Fixité, durée, identité, inutilité et inadéquation aux circonstances : tels sont les caractères majeurs communs à ces manifestations. Mais le groupe des stéréotypies comprend des faits assez disparates et qui n’ont pas un mécanisme pathogénique univoque. Leur étude commencée par Falret à propos de certains délires (1864), continuée par Kahlbaum, en 1874, à propos des manifestations motrices de la catatonie, a été complétée par de nombreux travaux (Dromard, Rostroem, Neisser, X. Abély, Klaesi, Kleist, Guiraud). Nous devons à ce dernier auteur une revue très complète et une analyse très pénétrante et de tous ces faits. Il s’agit parfois de gestes ou de propos ayant une signification à l’origine, mais qui se sont automatisés, ayant vidé leur « contenu idéo-affectif » (Dromard, X.Abély). Dans d’autres cas, il s’agit de gestes ou de propos symboliques plus ou moins contractés et dont le sens échappe à première vue. Le repli dans l’autisme, une pensée « déréelle » qui a perdu le contact avec la réalité ont permis d’expliquer certaines stéréotypies; des atteintes purement neurologiques peuvent donner la clef d’un autre groupe de désordres stéréotypés (idioties, démence de Pick, atteintes sous-corticales de l’encéphalite, des pseudo-bulbaires, etc.).
Revue clinique
- Dans les délires chroniques, l’apparition de stéréotypies est particulièrement intéressante; elles ont souvent à leur origine la signification des gestes de défense, de compensation, ou de symbolisation; incompréhensibles parfois à première vue, ces gestes d’apparence sybilline ou ces phrases et ces néologismes dus à des télescopages et des contractions d’expression peuvent, par une analyse attentive, livrer le thème délirant. En règle générale, à la phase d’involution du délire qui tend à s’assoupir et à s’appauvrir, la stéréotypie verbale ou motrice s’automatise et se mécanise de plus en plus.

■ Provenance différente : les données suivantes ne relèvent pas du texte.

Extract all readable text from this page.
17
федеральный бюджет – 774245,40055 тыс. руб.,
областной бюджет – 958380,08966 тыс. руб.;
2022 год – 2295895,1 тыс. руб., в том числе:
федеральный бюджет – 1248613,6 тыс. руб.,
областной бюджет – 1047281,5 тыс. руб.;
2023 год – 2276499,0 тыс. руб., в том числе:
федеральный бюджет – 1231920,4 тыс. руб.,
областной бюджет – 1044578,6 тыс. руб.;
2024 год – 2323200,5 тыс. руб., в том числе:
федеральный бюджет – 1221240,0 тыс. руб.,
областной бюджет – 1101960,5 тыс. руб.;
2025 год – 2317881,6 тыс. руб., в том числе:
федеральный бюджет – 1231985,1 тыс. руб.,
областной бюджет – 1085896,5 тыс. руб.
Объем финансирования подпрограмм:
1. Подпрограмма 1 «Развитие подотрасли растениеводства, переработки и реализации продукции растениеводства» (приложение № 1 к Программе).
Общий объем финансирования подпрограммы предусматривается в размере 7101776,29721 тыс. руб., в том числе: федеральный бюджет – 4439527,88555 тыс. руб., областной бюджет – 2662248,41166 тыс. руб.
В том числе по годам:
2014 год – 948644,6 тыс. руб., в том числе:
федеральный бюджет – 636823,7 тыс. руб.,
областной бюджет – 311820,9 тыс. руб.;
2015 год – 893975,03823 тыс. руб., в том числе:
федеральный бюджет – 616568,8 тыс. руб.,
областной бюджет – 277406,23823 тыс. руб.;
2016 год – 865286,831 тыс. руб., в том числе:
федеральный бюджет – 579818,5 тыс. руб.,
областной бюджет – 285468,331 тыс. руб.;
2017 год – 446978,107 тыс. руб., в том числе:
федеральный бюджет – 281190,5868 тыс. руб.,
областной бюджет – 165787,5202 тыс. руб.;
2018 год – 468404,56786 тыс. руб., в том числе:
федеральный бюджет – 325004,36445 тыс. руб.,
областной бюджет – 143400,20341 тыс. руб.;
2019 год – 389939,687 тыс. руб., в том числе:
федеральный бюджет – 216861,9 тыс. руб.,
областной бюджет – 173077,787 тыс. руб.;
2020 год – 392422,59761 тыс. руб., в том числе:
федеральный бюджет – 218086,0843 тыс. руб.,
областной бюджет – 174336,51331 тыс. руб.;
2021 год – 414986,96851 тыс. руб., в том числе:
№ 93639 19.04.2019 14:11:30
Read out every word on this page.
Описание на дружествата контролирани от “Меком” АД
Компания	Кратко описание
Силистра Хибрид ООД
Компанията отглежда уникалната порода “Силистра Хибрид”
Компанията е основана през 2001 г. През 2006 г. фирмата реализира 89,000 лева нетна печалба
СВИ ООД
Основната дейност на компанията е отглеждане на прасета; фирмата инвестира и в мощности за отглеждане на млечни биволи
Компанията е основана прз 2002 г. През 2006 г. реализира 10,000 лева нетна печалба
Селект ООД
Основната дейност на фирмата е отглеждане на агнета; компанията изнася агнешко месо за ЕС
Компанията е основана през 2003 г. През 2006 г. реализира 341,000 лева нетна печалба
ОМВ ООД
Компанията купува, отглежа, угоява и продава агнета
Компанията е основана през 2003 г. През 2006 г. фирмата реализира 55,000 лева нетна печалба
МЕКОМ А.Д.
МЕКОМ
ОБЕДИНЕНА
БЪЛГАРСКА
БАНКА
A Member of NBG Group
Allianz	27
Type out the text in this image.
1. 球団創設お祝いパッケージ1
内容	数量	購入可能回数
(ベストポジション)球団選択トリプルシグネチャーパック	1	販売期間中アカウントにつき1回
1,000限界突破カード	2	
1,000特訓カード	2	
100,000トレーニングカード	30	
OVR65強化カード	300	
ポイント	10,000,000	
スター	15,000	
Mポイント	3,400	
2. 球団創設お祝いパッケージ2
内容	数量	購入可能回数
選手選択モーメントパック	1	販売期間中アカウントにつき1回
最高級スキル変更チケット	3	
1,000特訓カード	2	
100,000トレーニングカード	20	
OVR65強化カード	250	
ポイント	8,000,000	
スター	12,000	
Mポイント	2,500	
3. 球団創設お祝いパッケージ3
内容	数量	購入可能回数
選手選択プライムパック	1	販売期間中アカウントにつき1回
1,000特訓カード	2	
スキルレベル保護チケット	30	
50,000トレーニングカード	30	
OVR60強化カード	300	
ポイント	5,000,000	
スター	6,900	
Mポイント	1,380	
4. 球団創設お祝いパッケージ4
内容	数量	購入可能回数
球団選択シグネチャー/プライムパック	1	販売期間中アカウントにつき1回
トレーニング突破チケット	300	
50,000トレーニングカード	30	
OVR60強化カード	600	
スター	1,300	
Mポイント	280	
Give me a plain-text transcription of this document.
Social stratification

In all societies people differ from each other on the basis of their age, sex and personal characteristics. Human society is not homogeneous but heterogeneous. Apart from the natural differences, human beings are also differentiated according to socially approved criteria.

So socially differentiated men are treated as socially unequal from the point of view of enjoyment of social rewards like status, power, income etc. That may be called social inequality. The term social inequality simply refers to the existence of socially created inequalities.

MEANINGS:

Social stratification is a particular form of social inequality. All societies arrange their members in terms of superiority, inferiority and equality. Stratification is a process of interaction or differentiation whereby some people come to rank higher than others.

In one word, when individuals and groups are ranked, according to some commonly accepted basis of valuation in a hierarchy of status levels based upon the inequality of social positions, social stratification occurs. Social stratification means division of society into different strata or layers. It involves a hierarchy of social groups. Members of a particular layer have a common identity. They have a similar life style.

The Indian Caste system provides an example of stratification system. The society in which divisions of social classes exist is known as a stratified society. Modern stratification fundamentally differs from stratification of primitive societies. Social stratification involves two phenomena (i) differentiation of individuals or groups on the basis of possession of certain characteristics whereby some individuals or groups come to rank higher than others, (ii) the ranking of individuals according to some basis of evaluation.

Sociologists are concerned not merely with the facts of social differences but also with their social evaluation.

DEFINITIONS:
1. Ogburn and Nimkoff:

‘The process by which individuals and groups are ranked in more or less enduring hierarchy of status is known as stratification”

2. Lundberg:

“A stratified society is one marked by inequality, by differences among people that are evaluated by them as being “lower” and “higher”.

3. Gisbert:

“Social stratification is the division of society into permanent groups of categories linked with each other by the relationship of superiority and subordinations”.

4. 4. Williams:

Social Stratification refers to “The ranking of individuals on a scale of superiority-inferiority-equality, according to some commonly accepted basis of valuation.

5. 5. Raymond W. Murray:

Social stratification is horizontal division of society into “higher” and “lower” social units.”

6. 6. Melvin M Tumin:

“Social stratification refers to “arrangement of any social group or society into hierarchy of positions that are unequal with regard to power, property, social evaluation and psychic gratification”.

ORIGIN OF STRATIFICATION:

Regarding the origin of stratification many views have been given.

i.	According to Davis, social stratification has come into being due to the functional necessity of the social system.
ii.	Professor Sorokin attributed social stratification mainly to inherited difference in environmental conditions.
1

- Dans la démence précoce, surtout dans ses aspects hébéphréno-catatoniques, les stéréotypies d’attitudes, de gestes sont fréquentes, variées et intéressantes à observer; les unes sont simples et se présentent sous forme d’habitudes complexes : façons de se tenir, de marcher, de faire certains circuits, etc. D’autres traduisent des phénomènes plus profonds de la sphère instinctive et s’expriment par des attitudes extravagantes, des blocages catatoniques, un maniérisme singulier, des mimiques figées dans des expressions invraisemblables : yeux au ciel, protrusion des lèvres ou de la langue. Ces dernières formes à type de persévération sont souvent, comme le faisait remarquer Giraud, accompagnées du trouble du tonus musculaire (spasmodicité) et de désordres neurovégétatifs. On a même décrit au niveau des articulations bloquées ou des poings fermés des manifestations rappelant les troubles psychiopatiques du type Babinski-Froment. Alors que toutes les autres séries de stéréotypies correspondent à des agénésies, des évolutions de lésions incurables, celles de la démence précoce peuvent subir des variations de la maladie et, dans les formes légères au début, on peut assister à leur agression spontanée ou thérapeutique, ce qui avait fait parler de pseudo-stéréotypie.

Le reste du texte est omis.